From climate change to vinyl records, here are the latest exhibitions.
If you’re after your next culture fix, then check out The New York Abu Dhabi Art Gallery 2023 programme. The art institution has announced its upcoming events, and there are plenty of cool exhibitions – a show all about vinyl records, anyone?
At The New York Abu Dhabi Art Gallery, there are exhibitions covering topical themes, from technology to climate change. The Only Constant runs from 22 February to 4 June. The exhibition explores how humans change landscapes and landscapes change humans. Artists include Tarek Al-Ghoussein, Patty Chang, Gil Heitor Cortesão, Sharon Lockhart, Taus Makhacheva, Haroon Mirza, Clifford Ross, Thomas Struth and Vivek Vilasini.

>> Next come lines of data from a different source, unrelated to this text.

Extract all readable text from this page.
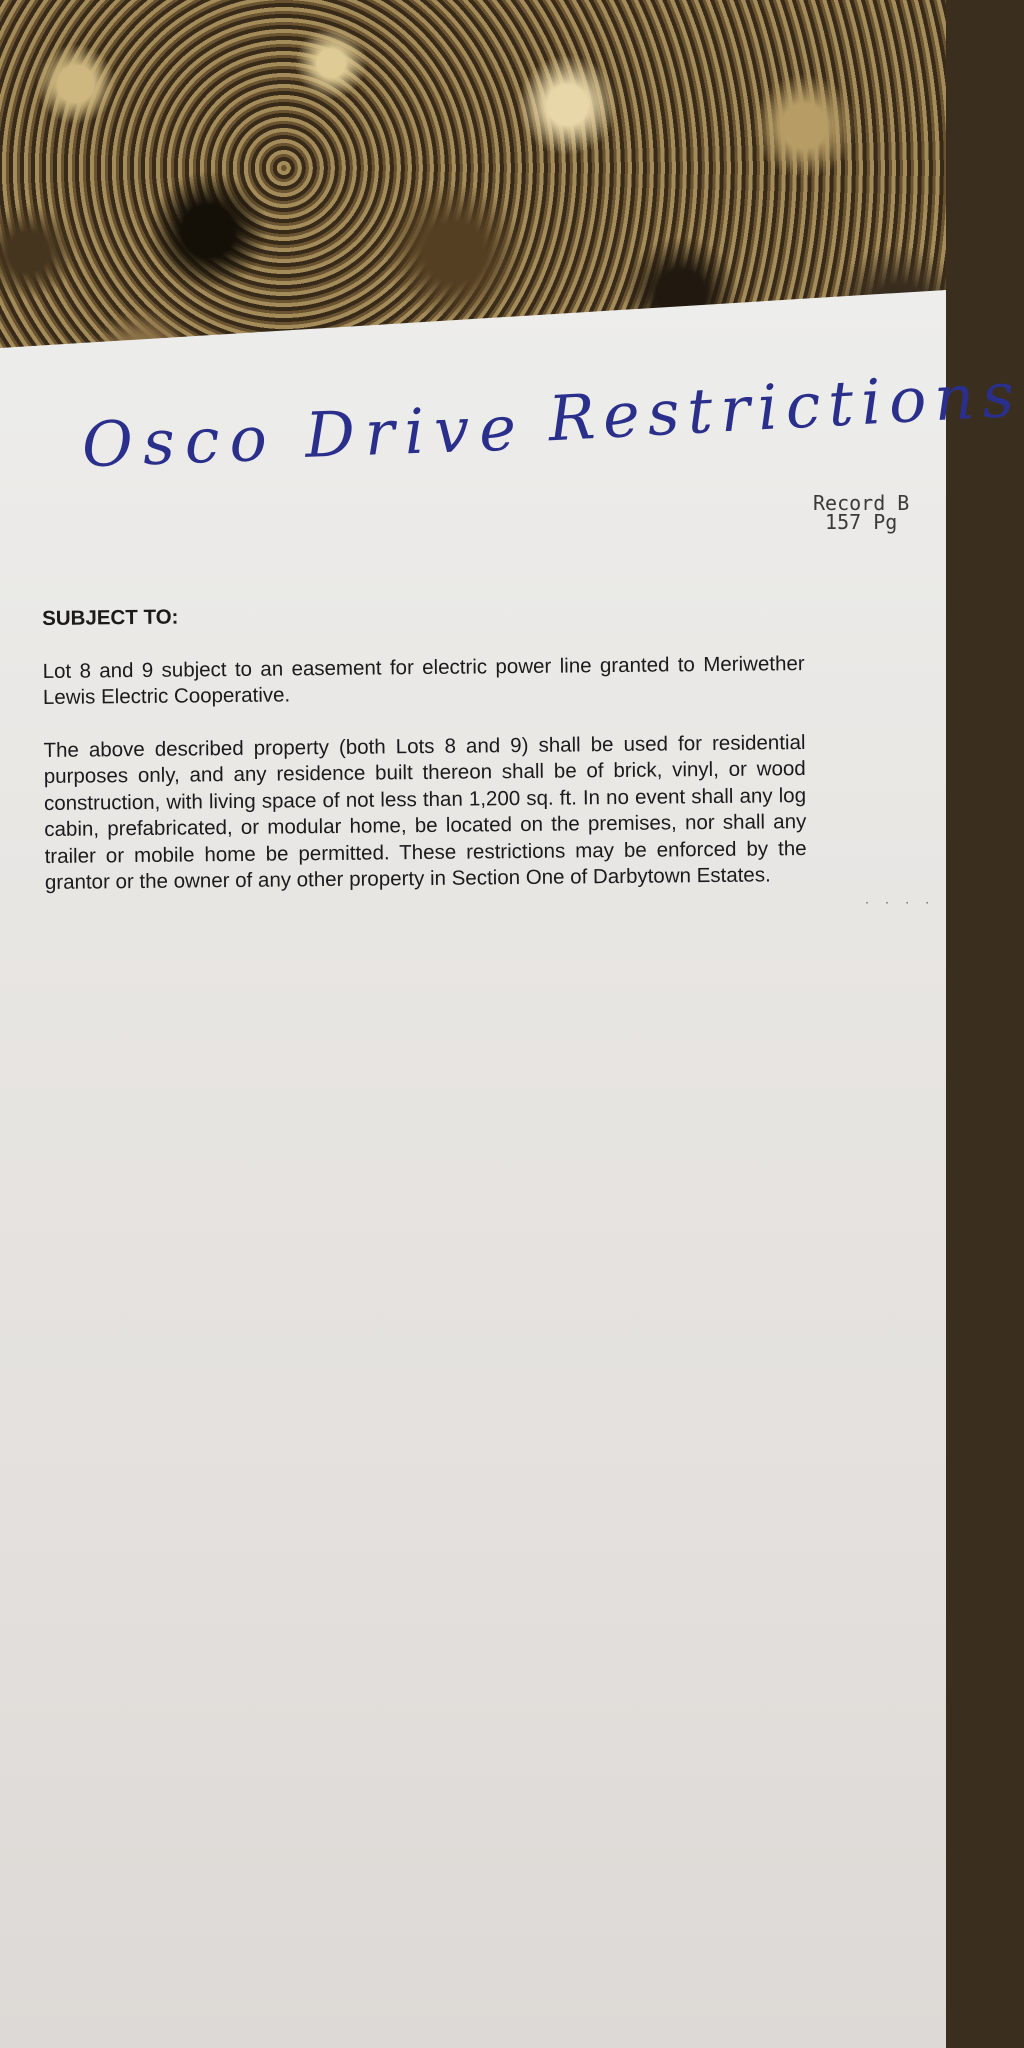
Osco Drive Restrictions
Record B
157 Pg

SUBJECT TO:

Lot 8 and 9 subject to an easement for electric power line granted to Meriwether Lewis Electric Cooperative.

The above described property (both Lots 8 and 9) shall be used for residential purposes only, and any residence built thereon shall be of brick, vinyl, or wood construction, with living space of not less than 1,200 sq. ft. In no event shall any log cabin, prefabricated, or modular home, be located on the premises, nor shall any trailer or mobile home be permitted. These restrictions may be enforced by the grantor or the owner of any other property in Section One of Darbytown Estates.

· · · ·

Maya Allison, Executive Director of The NYUAD Art Gallery and University Chief Curator, explains: “My thinking for our spring exhibition began with Tarek Al-Goussein’s Al Sawaber photo series from 2017, in which he captures the tension between a decaying sci-fi housing complex architecture, and its residents’ posters of a lost natural paradise. I have selected a series of works in a range of media that speak to our fantasies and terrors around landscape: as refuge and paradise, as sustenance, as property, as energy source, as a threat, and as a register of our threat.”

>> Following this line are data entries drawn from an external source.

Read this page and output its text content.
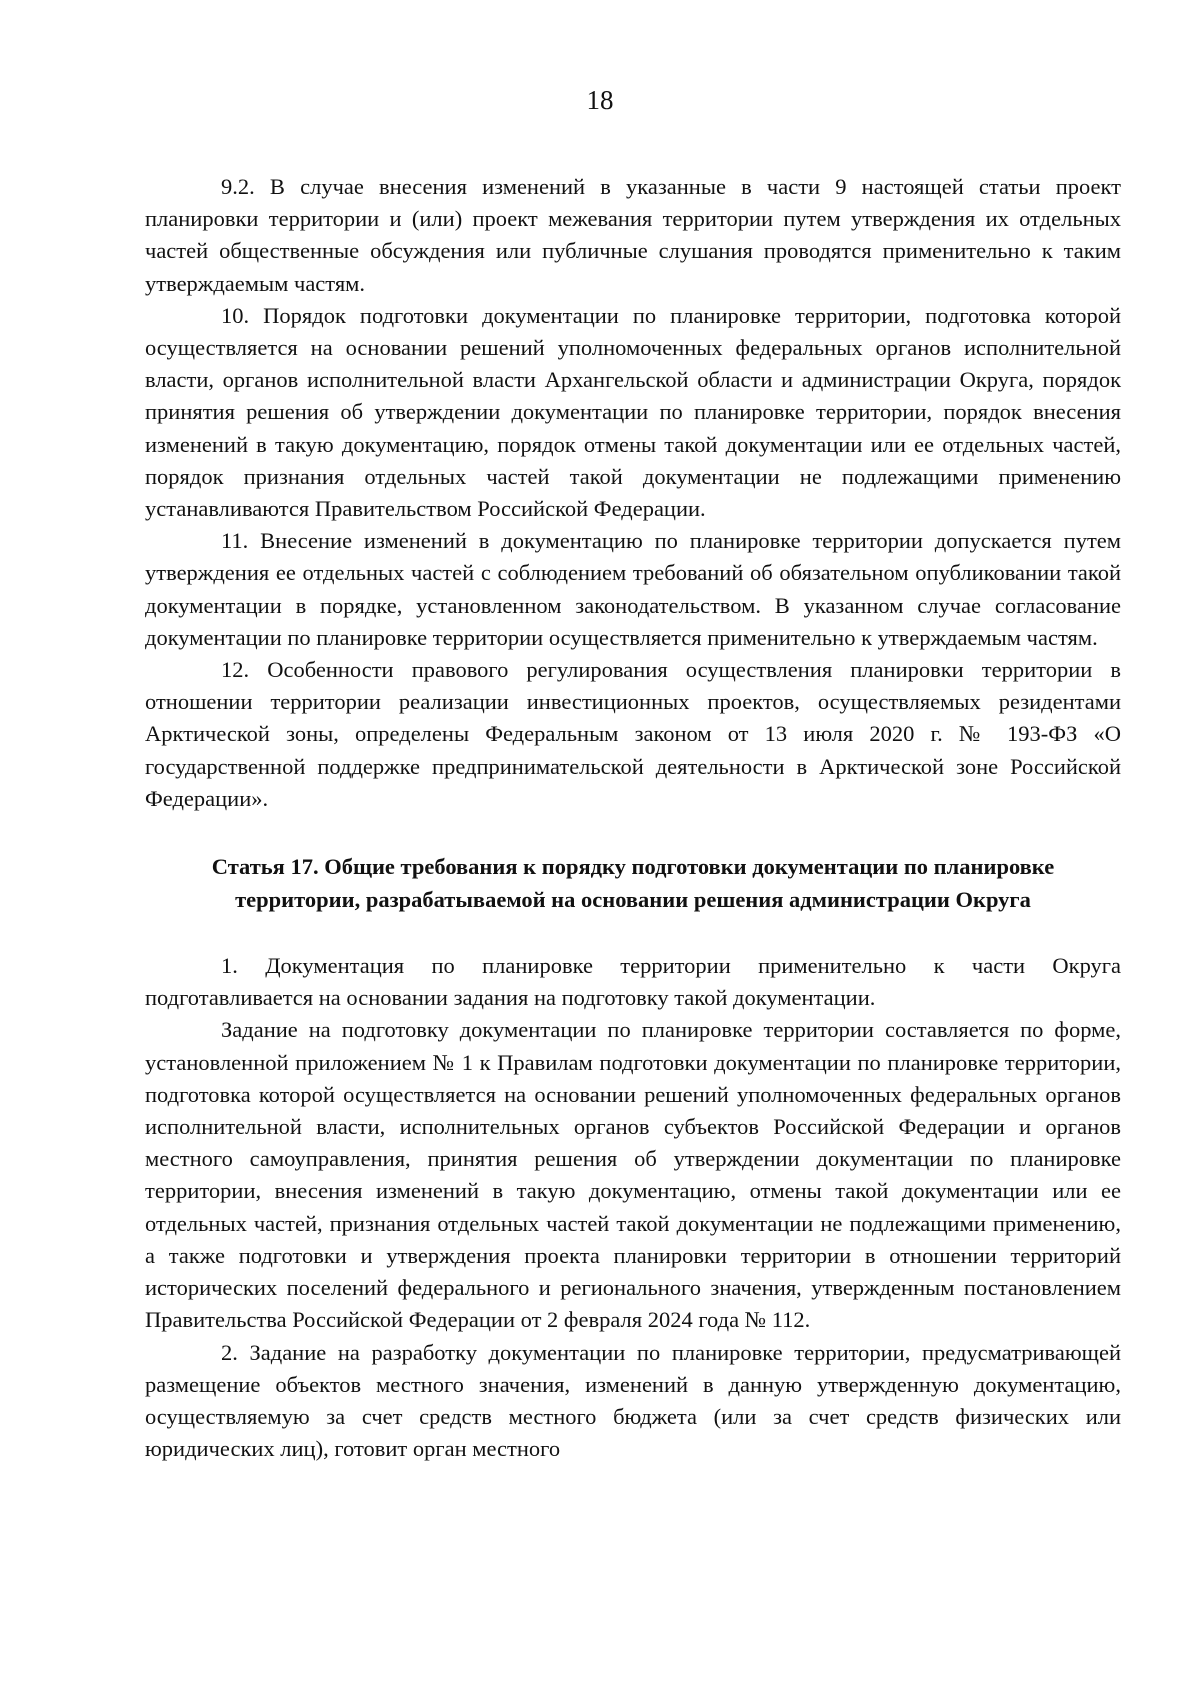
18

9.2. В случае внесения изменений в указанные в части 9 настоящей статьи проект планировки территории и (или) проект межевания территории путем утверждения их отдельных частей общественные обсуждения или публичные слушания проводятся применительно к таким утверждаемым частям.

10. Порядок подготовки документации по планировке территории, подготовка которой осуществляется на основании решений уполномоченных федеральных органов исполнительной власти, органов исполнительной власти Архангельской области и администрации Округа, порядок принятия решения об утверждении документации по планировке территории, порядок внесения изменений в такую документацию, порядок отмены такой документации или ее отдельных частей, порядок признания отдельных частей такой документации не подлежащими применению устанавливаются Правительством Российской Федерации.

11. Внесение изменений в документацию по планировке территории допускается путем утверждения ее отдельных частей с соблюдением требований об обязательном опубликовании такой документации в порядке, установленном законодательством. В указанном случае согласование документации по планировке территории осуществляется применительно к утверждаемым частям.

12. Особенности правового регулирования осуществления планировки территории в отношении территории реализации инвестиционных проектов, осуществляемых резидентами Арктической зоны, определены Федеральным законом от 13 июля 2020 г. № 193-ФЗ «О государственной поддержке предпринимательской деятельности в Арктической зоне Российской Федерации».

Статья 17. Общие требования к порядку подготовки документации по планировке
территории, разрабатываемой на основании решения администрации Округа

1. Документация по планировке территории применительно к части Округа подготавливается на основании задания на подготовку такой документации.

Задание на подготовку документации по планировке территории составляется по форме, установленной приложением № 1 к Правилам подготовки документации по планировке территории, подготовка которой осуществляется на основании решений уполномоченных федеральных органов исполнительной власти, исполнительных органов субъектов Российской Федерации и органов местного самоуправления, принятия решения об утверждении документации по планировке территории, внесения изменений в такую документацию, отмены такой документации или ее отдельных частей, признания отдельных частей такой документации не подлежащими применению, а также подготовки и утверждения проекта планировки территории в отношении территорий исторических поселений федерального и регионального значения, утвержденным постановлением Правительства Российской Федерации от 2 февраля 2024 года № 112.

2. Задание на разработку документации по планировке территории, предусматривающей размещение объектов местного значения, изменений в данную утвержденную документацию, осуществляемую за счет средств местного бюджета (или за счет средств физических или юридических лиц), готовит орган местного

In the autumn, the American artist Blane De St Croix has a solo exhibition of new work, which explores the relationship of between the desert to the arctic. The large-scale installations look at the landscape through the lens of climate change. We’re excited to see his latest sculptures, as his previous powerful pieces include Dead Ice, which was inspired by melting glaciers.
Maya Allison, Executive Director of The NYUAD Art Gallery and University Chief Curator, adds: “We humans have a complicated relationship to our landscape, particularly in an era of catastrophic climate events, and our ever-growing need for energy. Both exhibitions in our main gallery this year continue my curatorial exploration of this ripe and active subject in contemporary art today.”
Other exhibitions include James Kelly’s Phonography, from 3 to 16 February, and Sandra Peters Performing the City, from 27 February to 12 March. Phonography looks at the use of vinyl records in music composition, performance and sound art. Visitors can browse through the curator’s own personal records, from the grooves to etches. Performing the City is an outdoor sculpture, which includes photographs and texts. The installation aims to explore the relationship between architecture and the public space.